Learning probabilistic neural representations with randomly connected circuits

Significance We present a theory of neural circuits’ design and function, inspired by the random connectivity of real neural circuits and the mathematical power of random projections. Specifically, we introduce a family of statistical models for large neural population codes, a straightforward neural circuit architecture that would implement these models, and a biologically plausible learning rule for such circuits. The resulting neural architecture suggests a design principle for neural circuit—namely, that they learn to compute the mathematical surprise of their inputs, given past inputs, without an explicit teaching signal. We applied these models to recordings from large neural populations in monkeys’ visual and prefrontal cortices and show them to be highly accurate, efficient, and scalable. The brain represents and reasons probabilistically about complex stimuli and motor actions using a noisy, spike-based neural code. A key building block for such neural computations, as well as the basis for supervised and unsupervised learning, is the ability to estimate the surprise or likelihood of incoming high-dimensional neural activity patterns. Despite progress in statistical modeling of neural responses and deep learning, current approaches either do not scale to large neural populations or cannot be implemented using biologically realistic mechanisms. Inspired by the sparse and random connectivity of real neuronal circuits, we present a model for neural codes that accurately estimates the likelihood of individual spiking patterns and has a straightforward, scalable, efficient, learnable, and realistic neural implementation. This model’s performance on simultaneously recorded spiking activity of >100 neurons in the monkey visual and prefrontal cortices is comparable with or better than that of state-of-the-art models.

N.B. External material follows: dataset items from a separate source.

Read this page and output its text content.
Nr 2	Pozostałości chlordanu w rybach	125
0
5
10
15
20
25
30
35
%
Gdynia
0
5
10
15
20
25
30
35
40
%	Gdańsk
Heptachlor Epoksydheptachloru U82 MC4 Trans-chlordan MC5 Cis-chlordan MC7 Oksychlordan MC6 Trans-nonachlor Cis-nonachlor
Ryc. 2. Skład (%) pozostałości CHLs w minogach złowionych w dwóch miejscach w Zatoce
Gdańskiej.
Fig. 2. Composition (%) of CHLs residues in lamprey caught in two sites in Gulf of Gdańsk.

Importantly, the model can be learned using a small number of samples and using a local learning rule that utilizes noise intrinsic to neural circuits. Slower, structural changes in random connectivity, consistent with rewiring and pruning processes, further improve the efficiency and sparseness of the resulting neural representations. Our results merge insights from neuroanatomy, machine learning, and theoretical neuroscience to suggest random sparse connectivity as a key design principle for neuronal computation.